现在我们来看下爬取结果，爬取580条数据耗时约16.5秒，节省了2秒时间。可见parsel比BeautifulSoup解析效率是要高的，爬取任务少时差别不大，任务多的话差别可能会大些。

python爬虫请求库httpx和parsel解析库的使用测评

httpx同步 + parsel组合

我们现在来更进一步，使用httpx替代requests库。httpx发送同步请求的方式和requests库基本一样，所以我们只需要修改上例中两行代码，把requests替换成httpx即可, 其余代码一模一样。

from fake_useragent import UserAgent
 import csv
 import re
 import time
 from parsel import Selector
 import httpx


 class HomeLinkSpider(object):
     def __init__(self):
         self.ua = UserAgent()
         self.headers = {"User-Agent": self.ua.random}
         self.data = list()
         self.path = "浦东_三房_500_800万.csv"
         self.url = "https://sh.lianjia.com/ershoufang/pudong/a3p5/"

     def get_max_page(self):

         # 修改这里把requests换成httpx
         response = httpx.get(self.url, headers=self.headers)
         if response.status_code == 200:
             # 创建Selector类实例
             selector = Selector(response.text)
             # 采用css选择器获取最大页码div Boxl
             a = selector.css('div[class="page-box house-lst-page-box"]')
             # 使用eval将page-data的json字符串转化为字典格式
             max_page = eval(a[0].xpath('//@page-data').get())["totalPage"]
             print("最大页码数:{}".format(max_page))
             return max_page
         else:
             print("请求失败 status:{}".format(response.status_code))
             return None

     def parse_page(self):
         max_page = self.get_max_page()
         for i in range(1, max_page + 1):
             url = 'https://sh.lianjia.com/ershoufang/pudong/pg{}a3p5/'.format(i)

              # 修改这里把requests换成httpx
             response = httpx.get(url, headers=self.headers)
             selector = Selector(response.text)
             ul = selector.css('ul.sellListContent')[0]
             li_list = ul.css('li')
             for li in li_list:
                 detail = dict()
                 detail['title'] = li.css('div.title a::text').get()
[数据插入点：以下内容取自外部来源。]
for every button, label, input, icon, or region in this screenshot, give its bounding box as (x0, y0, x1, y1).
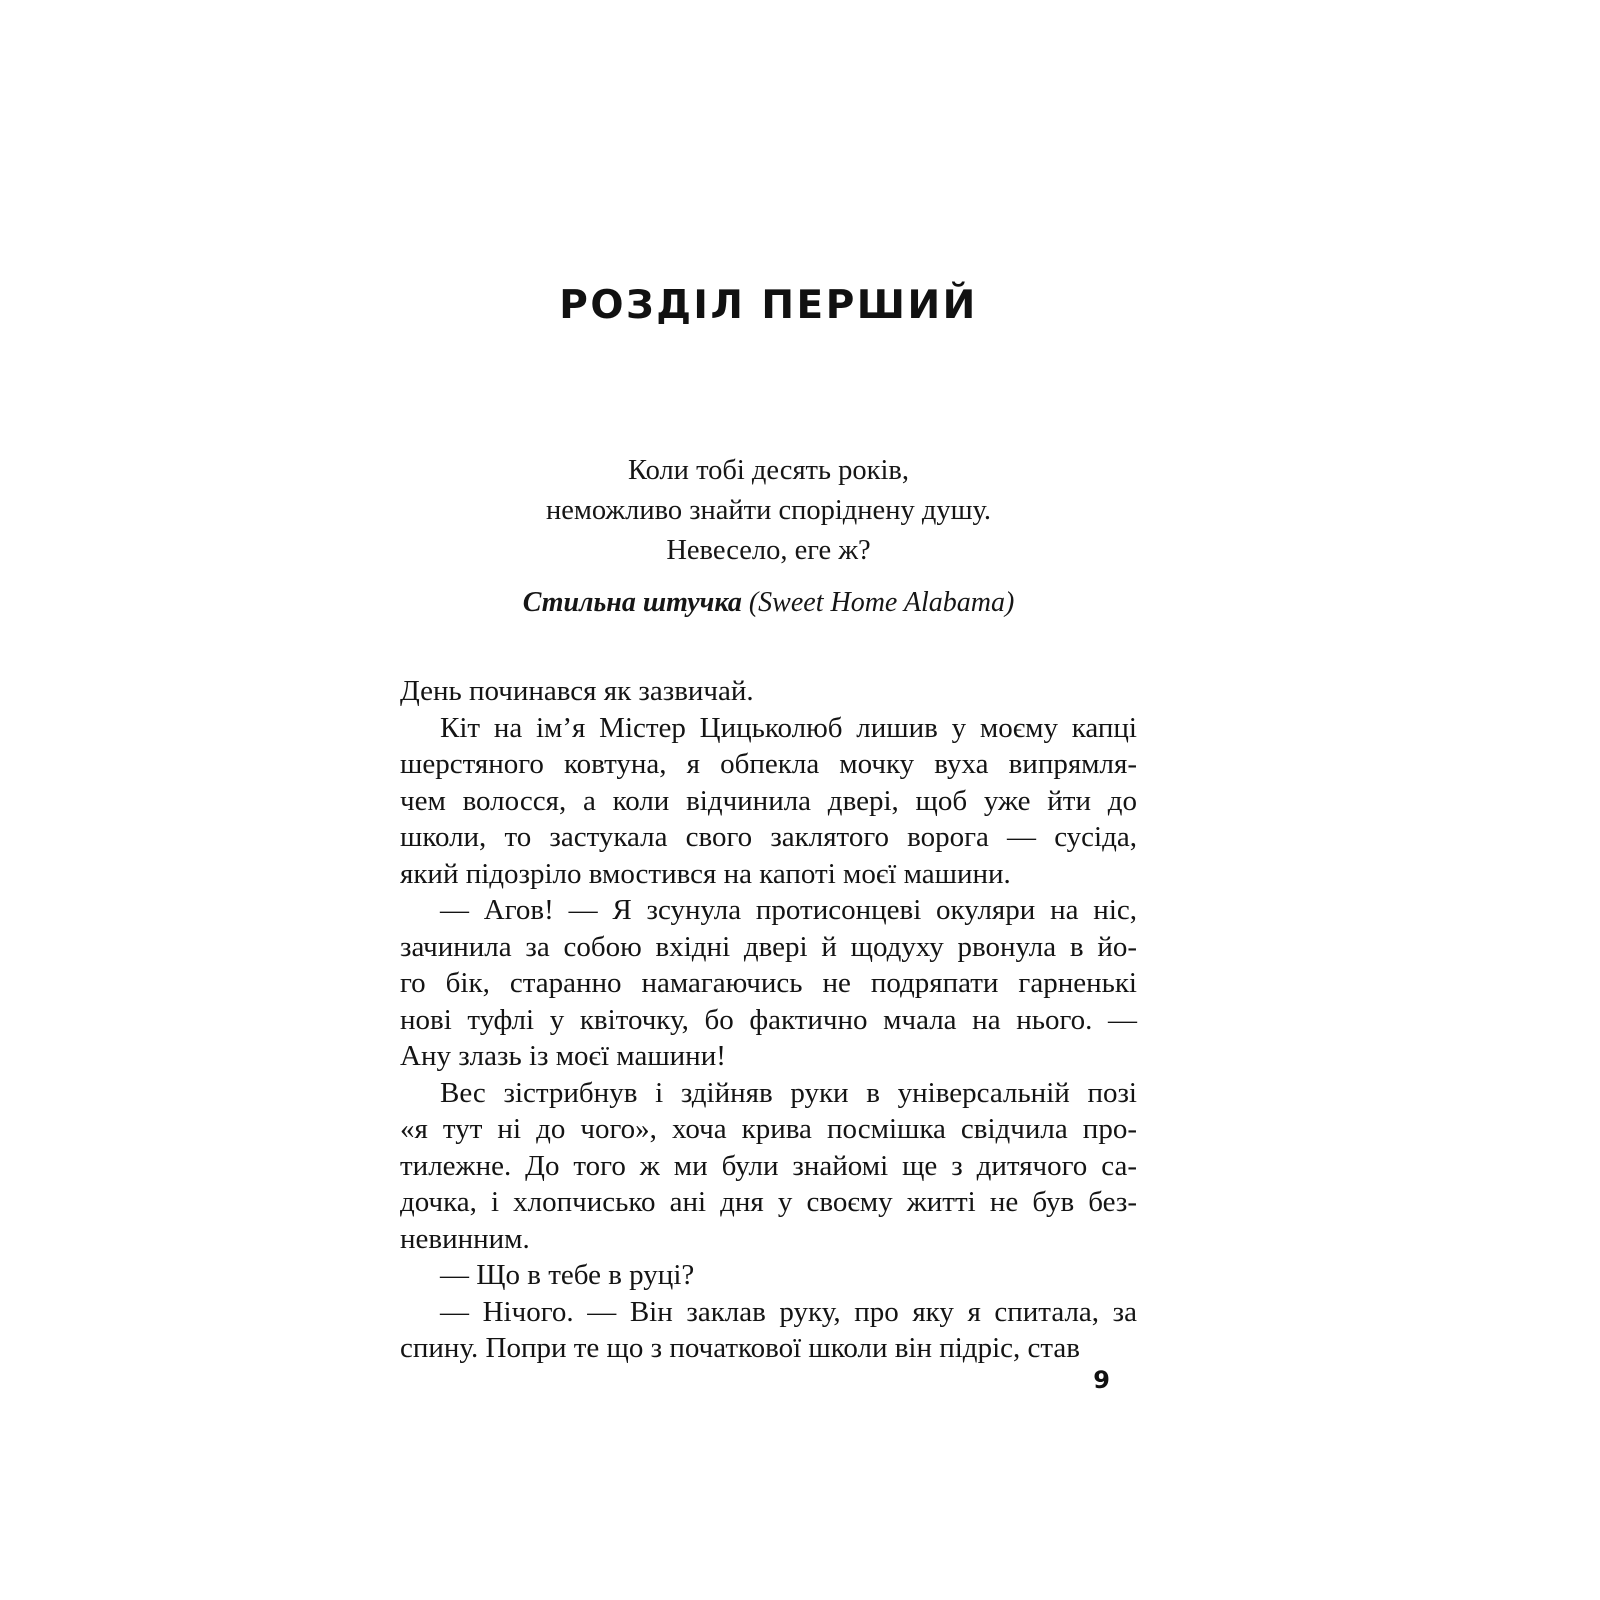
body-line: спину. Попри те що з початкової школи він підріс, став (400, 1332, 1080, 1364)
body-line: дочка, і хлопчисько ані дня у своєму житті не був без- (400, 1186, 1137, 1218)
text-column (400, 0, 1137, 1367)
epigraph-attribution-source: (Sweet Home Alabama) (741, 587, 1015, 618)
body-line: невинним. (400, 1222, 530, 1255)
epigraph-attribution (400, 583, 1137, 623)
body-line: Кіт на ім’я Містер Цицьколюб лишив у моєму капці (440, 711, 1137, 744)
body-line: чем волосся, а коли відчинила двері, щоб уже йти до (400, 784, 1137, 817)
body-line: тилежне. До того ж ми були знайомі ще з дитячого са- (400, 1149, 1137, 1182)
body-line: зачинила за собою вхідні двері й щодуху рвонула в йо- (400, 930, 1137, 963)
body-line: — Агов! — Я зсунула протисонцеві окуляри на ніс, (440, 894, 1137, 926)
epigraph-line: неможливо знайти споріднену душу. (545, 495, 992, 526)
body-line: — Нічого. — Він заклав руку, про яку я спитала, за (440, 1295, 1137, 1328)
body-line: який підозріло вмостився на капоті моєї машини. (400, 857, 1011, 890)
body-line: «я тут ні до чого», хоча крива посмішка свідчила про- (400, 1113, 1137, 1145)
body-line: нові туфлі у квіточку, бо фактично мчала на нього. — (400, 1003, 1137, 1036)
body-line: го бік, старанно намагаючись не подряпати гарненькі (400, 967, 1137, 999)
epigraph-line: Невесело, еге ж? (666, 535, 871, 566)
epigraph (400, 451, 1137, 623)
body-line: День починався як зазвичай. (400, 675, 754, 707)
body-line: — Що в тебе в руці? (440, 1259, 695, 1291)
page-number: 9 (1093, 1366, 1110, 1394)
epigraph-lines (400, 451, 1137, 571)
body-line: Вес зістрибнув і здійняв руки в універсальній позі (440, 1076, 1137, 1109)
epigraph-attribution-title: Стильна штучка (522, 587, 742, 618)
body-line: шерстяного ковтуна, я обпекла мочку вуха випрямля- (400, 748, 1137, 780)
chapter-title: РОЗДІЛ ПЕРШИЙ (559, 283, 978, 328)
body-text (400, 673, 1137, 1367)
epigraph-line: Коли тобі десять років, (628, 455, 909, 486)
body-line: Ану злазь із моєї машини! (400, 1040, 726, 1072)
body-line: школи, то застукала свого заклятого ворога — сусіда, (400, 821, 1137, 853)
                 #  2室1厅 | 74.14平米 | 南 | 精装 | 高楼层(共6层) | 1999年建 | 板楼
                 house_info = li.css('div.houseInfo::text').get()
                 house_info_list = house_info.split(" | ")

                 detail['bedroom'] = house_info_list[0]
                 detail['area'] = house_info_list[1]
                 detail['direction'] = house_info_list[2]


                 floor_pattern = re.compile(r'\d{1,2}')
                 match1 = re.search(floor_pattern, house_info_list[4])  # 从字符串任意位置匹配
                 if match1:
                     detail['floor'] = match1.group()
                 else:
                     detail['floor'] = "未知"

                 # 匹配年份
                 year_pattern = re.compile(r'\d{4}')
                 match2 = re.search(year_pattern, house_info_list[5])
                 if match2:
                     detail['year'] = match2.group()
                 else:
                     detail['year'] = "未知"

                 # 文兰小区 - 塘桥    提取小区名和哈快
                 position_info = li.css('div.positionInfo a::text').getall()
                 detail['house'] = position_info[0]
                 detail['location'] = position_info[1]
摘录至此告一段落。